Local Love: Toronto made t-shirts that aim to be a force for good
It’s not usual for designers to send t-shirts down the runway. Unless that is, there’s a bit more meaning behind the everyday garment. And at the most recent Peggy Sue Collection runway presentation — their annual collection featuring day-to-day wear — there was plenty of backstory to the phrase-emblazoned t-shirt.
“Luxurious local fibre, while shown in a high fashion form, is actually most radical when widely adopted and worn every day,” says founder and creative director Peggy Sue Deaven-Smiltnieks. “We needed to make a t-shirt.”
Deaven-Smiltnieks is passionate about showing people that fashion can be sustainable and can be a force for good. “We needed people to want to be a part of a local fibre and producing movement, and then give them the means to do so with an everyday item.” Enter the t-shirt ($125).

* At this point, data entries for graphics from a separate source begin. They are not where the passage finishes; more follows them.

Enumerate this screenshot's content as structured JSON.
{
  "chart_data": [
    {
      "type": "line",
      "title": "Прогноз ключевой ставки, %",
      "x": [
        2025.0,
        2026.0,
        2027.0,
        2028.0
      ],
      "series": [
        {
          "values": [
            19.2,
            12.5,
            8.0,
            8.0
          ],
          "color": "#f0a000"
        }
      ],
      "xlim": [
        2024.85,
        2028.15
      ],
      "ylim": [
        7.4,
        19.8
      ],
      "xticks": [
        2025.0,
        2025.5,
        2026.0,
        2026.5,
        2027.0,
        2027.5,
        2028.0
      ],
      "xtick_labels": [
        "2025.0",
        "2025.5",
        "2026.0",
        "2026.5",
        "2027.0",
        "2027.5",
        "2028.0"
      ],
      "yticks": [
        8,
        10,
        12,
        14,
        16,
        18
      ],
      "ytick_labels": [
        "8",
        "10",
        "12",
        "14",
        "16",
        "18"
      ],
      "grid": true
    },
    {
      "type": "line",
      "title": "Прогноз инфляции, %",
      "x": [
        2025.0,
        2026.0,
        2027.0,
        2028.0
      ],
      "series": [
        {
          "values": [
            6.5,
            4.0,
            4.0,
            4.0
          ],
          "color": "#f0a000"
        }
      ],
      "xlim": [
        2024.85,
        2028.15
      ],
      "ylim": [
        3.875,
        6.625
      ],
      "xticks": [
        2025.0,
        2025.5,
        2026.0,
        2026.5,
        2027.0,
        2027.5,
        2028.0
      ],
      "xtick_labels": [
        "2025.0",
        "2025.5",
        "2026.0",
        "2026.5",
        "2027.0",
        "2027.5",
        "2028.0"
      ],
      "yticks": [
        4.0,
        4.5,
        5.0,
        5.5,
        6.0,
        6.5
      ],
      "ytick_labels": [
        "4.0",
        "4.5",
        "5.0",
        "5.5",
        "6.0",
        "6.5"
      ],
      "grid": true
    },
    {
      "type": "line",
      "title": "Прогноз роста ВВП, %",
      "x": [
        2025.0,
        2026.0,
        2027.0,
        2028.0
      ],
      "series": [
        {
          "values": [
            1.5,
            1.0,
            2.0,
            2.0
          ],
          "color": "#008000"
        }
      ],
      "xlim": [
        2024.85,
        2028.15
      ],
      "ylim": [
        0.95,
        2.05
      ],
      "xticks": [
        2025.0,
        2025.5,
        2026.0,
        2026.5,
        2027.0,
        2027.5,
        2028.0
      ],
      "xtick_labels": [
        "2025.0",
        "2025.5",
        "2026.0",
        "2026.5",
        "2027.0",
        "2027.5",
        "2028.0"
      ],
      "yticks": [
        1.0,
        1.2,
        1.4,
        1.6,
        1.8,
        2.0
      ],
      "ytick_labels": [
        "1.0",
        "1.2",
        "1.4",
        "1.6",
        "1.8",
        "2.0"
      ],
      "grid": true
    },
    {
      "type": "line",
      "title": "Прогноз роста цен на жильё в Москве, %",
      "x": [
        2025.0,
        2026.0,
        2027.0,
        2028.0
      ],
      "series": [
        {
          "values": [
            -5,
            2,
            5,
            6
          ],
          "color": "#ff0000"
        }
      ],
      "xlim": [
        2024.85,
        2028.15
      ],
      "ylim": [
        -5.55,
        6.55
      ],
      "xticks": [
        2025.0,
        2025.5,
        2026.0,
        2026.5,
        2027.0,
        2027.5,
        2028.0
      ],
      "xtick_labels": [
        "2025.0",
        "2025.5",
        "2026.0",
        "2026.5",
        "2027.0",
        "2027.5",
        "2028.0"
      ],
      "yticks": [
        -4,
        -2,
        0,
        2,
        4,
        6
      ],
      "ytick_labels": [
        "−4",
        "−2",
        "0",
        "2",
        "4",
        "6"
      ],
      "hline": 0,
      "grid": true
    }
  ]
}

Transparency is key at Peggy Sue Collection; wearers are able to follow the supply chain of their garment right back to the start. This t-shirt has its beginnings in Lubbock, Texas, where white cotton fibre is raised organically by the Texas Organic Cotton Marketing Cooperative (you might know ’em from the doc, True Cost) before it moves over to North Carolina to be milled by a family-run operation. Next up, the jersey fabric pops up in Mississauga, where it’s sewn into t-shirts by General Sewing. (Sidenote: usually the team avoids making t-shirts ‘cause it simply isn’t possible, given that the consumer expects to drop $20 on a shirt and that’s almost their labour cost!)
Next up? The shirts move over to Peace and Cotton right here in Toronto, where they undergo a process called sublimation printing. What does this mean exactly? Well, it starts by using water based inks — inks that are not as toxic as the alternative, plastisol dyes, are biodegradable in their own right but, over time, do wash off very slowly over time. Deaven-Smiltnieks notes that both dyeing techniques “have their pros and cons — it's like being a vegan versus being an environmentalist.”
The print — which is cotton, we’ll have you know — is transferred onto the t-shirt from a piece of printed paper with a giant heat iron. Finally, the shirts get the finishing touch; phrases ranging from ‘Closed Loop Fashion’ to ‘From a Farm’ are screen-printed on them in graphic lettering.
“I wanted people to feel empowered with their choices and to boldly say with their graphics all the good that they are supporting and believing in,” says Deaven-Smiltnieks. How’s that for making a statement?